“Oh—I thought I told you,” Mr. Crow said. “Why—they’re in Farmer Green’s attic. His boy put them up there to dry. I saw them through the window, this very day.”
Frisky Squirrel was disappointed.
“I mustn’t go to Farmer Green’s house,” he said.
“Pooh! Why not?” asked Mr. Crow.
“It isn’t safe. I went there once to get some cake, and I nearly lost my life in the kitchen.”
“Ah! But this is different,” Mr. Crow explained. “You don’t have to go into the kitchen at all. All you have to do is to climb that big tree close by the house. And you can hop right through the attic window. There’s nobody upstairs in the daytime. In fact, I should call it one of the safest places to go that I know of.”

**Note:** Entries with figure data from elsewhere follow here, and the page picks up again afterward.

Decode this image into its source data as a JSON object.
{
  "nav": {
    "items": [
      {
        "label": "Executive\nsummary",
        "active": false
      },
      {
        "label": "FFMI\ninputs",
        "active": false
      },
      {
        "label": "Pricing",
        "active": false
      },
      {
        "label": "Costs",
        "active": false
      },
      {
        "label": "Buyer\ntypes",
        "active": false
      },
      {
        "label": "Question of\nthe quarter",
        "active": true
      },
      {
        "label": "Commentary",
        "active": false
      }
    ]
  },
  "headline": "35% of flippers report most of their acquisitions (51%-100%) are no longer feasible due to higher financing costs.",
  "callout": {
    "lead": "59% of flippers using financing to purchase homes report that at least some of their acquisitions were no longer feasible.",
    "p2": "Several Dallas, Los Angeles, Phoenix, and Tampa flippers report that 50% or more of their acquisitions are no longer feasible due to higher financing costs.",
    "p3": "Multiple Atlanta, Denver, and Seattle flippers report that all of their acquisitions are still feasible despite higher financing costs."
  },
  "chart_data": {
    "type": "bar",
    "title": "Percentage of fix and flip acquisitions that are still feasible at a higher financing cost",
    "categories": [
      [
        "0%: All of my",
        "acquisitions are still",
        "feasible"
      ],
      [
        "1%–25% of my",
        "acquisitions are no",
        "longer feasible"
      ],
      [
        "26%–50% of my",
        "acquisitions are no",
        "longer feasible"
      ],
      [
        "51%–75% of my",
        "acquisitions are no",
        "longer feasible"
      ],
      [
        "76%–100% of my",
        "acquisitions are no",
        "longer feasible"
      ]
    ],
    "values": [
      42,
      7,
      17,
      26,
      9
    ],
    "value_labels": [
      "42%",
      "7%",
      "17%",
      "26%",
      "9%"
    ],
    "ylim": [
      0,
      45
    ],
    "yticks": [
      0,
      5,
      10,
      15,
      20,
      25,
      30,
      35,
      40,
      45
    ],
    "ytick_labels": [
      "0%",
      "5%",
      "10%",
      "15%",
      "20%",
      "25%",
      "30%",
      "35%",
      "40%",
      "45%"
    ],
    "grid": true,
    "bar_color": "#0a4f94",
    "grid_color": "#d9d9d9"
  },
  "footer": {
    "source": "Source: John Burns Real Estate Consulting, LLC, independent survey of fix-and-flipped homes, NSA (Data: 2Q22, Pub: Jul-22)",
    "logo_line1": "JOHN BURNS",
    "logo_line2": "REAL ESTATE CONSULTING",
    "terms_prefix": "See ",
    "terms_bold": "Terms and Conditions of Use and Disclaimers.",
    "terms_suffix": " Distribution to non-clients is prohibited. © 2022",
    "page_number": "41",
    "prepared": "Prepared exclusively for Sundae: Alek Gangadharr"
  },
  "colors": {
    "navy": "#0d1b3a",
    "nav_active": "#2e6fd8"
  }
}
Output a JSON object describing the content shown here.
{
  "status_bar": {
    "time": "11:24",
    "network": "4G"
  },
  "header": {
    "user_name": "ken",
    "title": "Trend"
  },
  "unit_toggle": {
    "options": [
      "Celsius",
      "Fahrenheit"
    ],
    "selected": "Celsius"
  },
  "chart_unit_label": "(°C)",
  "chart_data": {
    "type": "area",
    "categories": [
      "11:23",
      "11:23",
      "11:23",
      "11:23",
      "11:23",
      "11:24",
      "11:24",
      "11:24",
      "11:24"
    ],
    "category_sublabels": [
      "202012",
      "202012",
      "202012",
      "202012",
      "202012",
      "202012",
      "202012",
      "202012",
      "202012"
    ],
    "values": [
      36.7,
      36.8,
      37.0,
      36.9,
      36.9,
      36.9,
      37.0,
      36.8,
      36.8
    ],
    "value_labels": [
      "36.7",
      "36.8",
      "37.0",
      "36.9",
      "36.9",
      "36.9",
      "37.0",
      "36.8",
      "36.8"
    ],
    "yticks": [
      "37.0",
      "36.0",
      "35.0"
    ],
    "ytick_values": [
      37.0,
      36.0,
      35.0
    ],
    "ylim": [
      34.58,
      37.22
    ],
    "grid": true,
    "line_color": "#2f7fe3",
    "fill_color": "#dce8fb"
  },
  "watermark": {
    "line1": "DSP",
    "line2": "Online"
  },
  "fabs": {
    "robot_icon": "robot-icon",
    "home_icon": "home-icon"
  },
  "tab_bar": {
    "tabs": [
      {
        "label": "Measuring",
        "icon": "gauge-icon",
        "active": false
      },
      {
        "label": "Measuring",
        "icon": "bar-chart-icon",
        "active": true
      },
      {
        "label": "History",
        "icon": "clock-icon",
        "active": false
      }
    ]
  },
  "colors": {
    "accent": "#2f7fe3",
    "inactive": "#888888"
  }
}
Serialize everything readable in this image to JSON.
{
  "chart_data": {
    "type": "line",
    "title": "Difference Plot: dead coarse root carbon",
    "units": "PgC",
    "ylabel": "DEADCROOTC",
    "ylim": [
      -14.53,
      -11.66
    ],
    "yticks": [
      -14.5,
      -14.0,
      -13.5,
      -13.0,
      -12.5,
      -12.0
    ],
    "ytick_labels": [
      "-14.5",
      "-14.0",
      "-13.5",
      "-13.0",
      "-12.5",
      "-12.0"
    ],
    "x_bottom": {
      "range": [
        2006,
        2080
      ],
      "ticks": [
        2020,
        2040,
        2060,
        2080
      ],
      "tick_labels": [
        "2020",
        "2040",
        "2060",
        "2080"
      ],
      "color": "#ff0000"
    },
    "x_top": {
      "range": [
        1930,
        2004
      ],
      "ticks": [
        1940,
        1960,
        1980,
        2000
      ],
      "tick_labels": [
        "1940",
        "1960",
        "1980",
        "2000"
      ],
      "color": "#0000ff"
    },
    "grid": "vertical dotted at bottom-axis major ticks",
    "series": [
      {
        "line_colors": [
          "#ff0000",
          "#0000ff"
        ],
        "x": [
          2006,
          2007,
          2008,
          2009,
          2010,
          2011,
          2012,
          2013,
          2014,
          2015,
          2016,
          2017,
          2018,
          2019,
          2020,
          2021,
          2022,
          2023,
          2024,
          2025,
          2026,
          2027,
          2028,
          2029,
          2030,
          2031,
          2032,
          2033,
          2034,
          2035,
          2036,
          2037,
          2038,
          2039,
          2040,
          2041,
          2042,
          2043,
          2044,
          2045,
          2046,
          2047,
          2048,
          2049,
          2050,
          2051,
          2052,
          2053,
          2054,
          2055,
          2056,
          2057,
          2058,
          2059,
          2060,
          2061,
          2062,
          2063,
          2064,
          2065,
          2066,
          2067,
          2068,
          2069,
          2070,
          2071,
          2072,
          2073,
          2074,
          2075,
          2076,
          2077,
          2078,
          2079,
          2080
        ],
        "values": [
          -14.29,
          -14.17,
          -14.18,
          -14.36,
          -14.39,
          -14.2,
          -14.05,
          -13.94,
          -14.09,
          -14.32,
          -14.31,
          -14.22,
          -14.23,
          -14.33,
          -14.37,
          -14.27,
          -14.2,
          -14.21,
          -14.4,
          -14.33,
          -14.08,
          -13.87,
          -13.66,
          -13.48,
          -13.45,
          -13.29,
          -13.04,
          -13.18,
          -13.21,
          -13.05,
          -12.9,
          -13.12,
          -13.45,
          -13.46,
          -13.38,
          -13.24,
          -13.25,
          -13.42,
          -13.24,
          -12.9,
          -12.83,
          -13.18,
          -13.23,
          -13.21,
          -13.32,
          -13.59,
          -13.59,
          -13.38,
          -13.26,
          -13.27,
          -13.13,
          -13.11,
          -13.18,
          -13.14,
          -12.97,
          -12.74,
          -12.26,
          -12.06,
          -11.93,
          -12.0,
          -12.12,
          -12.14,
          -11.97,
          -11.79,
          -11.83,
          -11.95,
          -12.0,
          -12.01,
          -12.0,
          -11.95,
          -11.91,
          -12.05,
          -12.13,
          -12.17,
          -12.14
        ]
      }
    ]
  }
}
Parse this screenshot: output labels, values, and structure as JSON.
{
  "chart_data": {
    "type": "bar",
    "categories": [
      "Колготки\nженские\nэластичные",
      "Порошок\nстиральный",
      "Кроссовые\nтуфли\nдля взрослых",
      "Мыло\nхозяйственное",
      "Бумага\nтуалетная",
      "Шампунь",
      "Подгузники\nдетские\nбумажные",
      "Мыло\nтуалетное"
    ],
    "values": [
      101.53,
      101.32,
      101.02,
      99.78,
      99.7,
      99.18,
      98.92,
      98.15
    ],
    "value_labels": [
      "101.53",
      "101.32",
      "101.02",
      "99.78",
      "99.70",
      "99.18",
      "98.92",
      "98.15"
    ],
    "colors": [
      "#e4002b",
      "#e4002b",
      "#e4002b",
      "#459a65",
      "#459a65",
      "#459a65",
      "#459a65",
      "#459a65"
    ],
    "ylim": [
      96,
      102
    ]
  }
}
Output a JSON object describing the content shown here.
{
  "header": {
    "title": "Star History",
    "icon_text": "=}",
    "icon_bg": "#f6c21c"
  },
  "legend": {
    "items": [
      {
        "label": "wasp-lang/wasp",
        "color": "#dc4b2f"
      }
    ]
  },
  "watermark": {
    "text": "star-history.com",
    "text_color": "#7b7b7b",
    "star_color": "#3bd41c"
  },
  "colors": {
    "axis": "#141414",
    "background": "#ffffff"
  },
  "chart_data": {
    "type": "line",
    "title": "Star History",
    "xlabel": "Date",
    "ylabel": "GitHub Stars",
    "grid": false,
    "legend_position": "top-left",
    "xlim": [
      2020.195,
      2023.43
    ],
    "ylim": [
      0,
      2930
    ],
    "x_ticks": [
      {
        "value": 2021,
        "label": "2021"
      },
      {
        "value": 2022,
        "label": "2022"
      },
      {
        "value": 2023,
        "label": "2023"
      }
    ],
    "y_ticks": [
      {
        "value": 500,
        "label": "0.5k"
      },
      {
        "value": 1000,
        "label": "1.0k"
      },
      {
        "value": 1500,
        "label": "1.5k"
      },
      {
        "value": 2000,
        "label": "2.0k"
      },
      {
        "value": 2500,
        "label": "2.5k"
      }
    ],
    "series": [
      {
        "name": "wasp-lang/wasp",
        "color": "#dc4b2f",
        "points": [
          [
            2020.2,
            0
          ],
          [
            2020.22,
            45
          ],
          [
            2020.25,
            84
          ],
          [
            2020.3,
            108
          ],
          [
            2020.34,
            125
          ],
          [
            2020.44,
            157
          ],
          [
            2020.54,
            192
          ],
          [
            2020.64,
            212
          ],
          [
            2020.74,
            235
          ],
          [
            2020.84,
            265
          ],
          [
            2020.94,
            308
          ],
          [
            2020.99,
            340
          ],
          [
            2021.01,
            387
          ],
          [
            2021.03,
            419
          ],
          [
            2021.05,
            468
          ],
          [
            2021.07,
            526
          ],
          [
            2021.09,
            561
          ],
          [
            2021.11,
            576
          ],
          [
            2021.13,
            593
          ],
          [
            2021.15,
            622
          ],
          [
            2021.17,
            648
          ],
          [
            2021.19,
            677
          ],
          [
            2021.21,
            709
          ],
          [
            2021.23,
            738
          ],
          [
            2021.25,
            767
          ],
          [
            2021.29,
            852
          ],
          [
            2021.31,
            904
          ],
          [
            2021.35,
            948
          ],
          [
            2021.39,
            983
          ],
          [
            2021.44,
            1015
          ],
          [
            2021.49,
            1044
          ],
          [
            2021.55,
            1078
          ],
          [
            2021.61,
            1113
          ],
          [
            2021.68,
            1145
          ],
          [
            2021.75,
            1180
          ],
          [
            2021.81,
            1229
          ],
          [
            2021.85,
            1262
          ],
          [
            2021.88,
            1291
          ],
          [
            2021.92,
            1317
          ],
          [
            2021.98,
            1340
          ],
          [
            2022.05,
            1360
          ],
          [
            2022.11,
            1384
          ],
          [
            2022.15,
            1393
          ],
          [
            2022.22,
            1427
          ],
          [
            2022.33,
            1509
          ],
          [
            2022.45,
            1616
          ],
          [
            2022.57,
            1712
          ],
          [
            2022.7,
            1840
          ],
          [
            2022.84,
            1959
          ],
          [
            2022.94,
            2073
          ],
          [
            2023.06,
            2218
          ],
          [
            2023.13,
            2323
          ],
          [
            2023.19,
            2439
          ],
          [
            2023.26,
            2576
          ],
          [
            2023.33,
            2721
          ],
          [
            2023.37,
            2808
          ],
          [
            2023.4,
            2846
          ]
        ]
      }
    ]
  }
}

When Mr. Crow said that, Frisky believed him. Mr. Crow was so old, and so wise, and so solemn, that Frisky thought that anything he said must be true.
“I’m going past Farmer Green’s house right now,” Mr. Crow told Frisky. “I have a little matter to attend to over in the cornfield. And if you want to come along with me I don’t mind stopping to show you where the butternuts are. But of course if you’re afraid—” Mr. Crow stopped to cough. He buttoned his coat closer around his throat. And then he looked sideways at Frisky Squirrel.
“Afraid!” Frisky exclaimed. “I’m not afraid at all.”
“Good!” said Mr. Crow. “Now, then, young fellow! You skip along over to Farmer Green’s and I’ll be waiting for you down the road a bit.”